DETTINGEN/LANGENDORF. Der Zweite Weltkrieg: Tschechien ist von den Deutschen besetzt. Die russische Armee fällt im Mai 1945 in Tschechien ein, um die Deutschen zu vertreiben. Heinrich, einer der vertriebenen Deutschen, beginnt nach einer strapaziösen Reise in einem ihm fremden Land ein neues Leben.

Trotz vieler Unterbrechungen schaffte er einen exzellenten Abschluss und integrierte sich ohne große Probleme. Heute lebt er in Dettingen, ist 72 Jahre alt, hat zwei Kinder und zwei Enkel.
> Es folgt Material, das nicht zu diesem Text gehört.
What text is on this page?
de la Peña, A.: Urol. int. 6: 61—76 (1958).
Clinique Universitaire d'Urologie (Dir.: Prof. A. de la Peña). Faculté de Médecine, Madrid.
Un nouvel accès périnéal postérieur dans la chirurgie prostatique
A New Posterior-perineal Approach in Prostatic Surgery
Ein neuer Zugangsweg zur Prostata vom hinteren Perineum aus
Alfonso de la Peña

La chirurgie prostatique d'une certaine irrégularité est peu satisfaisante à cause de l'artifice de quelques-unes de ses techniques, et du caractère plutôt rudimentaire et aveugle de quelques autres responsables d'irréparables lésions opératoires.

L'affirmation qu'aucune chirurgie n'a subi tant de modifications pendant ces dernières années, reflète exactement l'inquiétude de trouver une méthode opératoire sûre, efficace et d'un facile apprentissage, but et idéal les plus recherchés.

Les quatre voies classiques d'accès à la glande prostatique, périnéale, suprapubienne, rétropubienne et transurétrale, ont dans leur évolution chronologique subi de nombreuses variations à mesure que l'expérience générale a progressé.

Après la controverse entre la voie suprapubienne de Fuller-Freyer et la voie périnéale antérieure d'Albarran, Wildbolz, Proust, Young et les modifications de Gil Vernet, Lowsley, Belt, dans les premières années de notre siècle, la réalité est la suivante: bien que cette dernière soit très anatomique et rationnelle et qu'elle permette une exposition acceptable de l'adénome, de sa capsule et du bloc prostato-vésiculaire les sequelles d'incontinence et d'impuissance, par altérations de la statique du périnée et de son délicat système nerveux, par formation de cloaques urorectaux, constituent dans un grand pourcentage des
Als Heinrich zwölf Jahre alt war, erfuhren er und seine Familie ein Jahr nach dem Einmarsch der Russen im Mai 1946 durch ein Plakat an ihrer Türe, auf dem »Staatseigentum« stand, dass sie Langendorf - 95 Prozent Deutsche leben dort, es liegt in Tschechien - verlassen müssen. Nur Personen mit tschechischer Abstammung durften bleiben.
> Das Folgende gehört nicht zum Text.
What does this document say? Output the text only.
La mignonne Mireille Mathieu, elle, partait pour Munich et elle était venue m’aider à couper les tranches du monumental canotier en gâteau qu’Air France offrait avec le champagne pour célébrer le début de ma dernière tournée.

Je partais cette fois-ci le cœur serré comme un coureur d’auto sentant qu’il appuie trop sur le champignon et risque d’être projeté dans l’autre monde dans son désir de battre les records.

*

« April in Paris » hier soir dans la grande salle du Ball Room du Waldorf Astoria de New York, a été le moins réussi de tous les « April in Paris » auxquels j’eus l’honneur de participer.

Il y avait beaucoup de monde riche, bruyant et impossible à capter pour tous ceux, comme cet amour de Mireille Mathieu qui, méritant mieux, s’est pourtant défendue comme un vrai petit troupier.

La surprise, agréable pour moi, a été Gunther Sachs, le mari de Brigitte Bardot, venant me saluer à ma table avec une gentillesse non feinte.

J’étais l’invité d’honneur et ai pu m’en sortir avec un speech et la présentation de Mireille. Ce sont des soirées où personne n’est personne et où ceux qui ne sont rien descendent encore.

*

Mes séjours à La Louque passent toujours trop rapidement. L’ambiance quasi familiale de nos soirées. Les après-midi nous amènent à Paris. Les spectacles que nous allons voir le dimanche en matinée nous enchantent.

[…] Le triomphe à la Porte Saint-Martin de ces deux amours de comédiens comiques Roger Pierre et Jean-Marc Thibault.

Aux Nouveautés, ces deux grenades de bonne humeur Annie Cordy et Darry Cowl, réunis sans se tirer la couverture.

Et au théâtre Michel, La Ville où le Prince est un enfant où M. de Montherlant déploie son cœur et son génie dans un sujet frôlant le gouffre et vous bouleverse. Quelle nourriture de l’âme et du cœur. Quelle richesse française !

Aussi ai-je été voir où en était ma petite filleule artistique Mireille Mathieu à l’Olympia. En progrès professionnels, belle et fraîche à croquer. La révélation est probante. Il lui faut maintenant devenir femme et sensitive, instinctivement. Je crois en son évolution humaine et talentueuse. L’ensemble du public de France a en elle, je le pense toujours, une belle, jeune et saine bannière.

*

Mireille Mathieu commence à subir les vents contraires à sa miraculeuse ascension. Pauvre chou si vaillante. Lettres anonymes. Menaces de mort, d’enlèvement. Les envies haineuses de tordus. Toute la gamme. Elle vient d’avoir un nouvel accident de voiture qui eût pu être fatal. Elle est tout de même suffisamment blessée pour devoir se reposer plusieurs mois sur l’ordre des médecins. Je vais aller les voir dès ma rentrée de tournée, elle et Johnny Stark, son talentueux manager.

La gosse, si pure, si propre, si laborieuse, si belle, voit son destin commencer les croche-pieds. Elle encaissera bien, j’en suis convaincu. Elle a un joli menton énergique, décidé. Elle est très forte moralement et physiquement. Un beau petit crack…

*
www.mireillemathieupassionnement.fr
Das bedeutete, dass er, seine Eltern und seine zwei Brüder mit nur 50 Kilogramm Gepäck ihr Heimatdorf verlassen mussten, da ihre Gaststätte »Blauer Stern« von der russischen Besatzung verstaatlicht wurde. Sie wussten bereits, dass ihr Dorf aufgelöst werden sollte und hatten ihre Sachen gepackt.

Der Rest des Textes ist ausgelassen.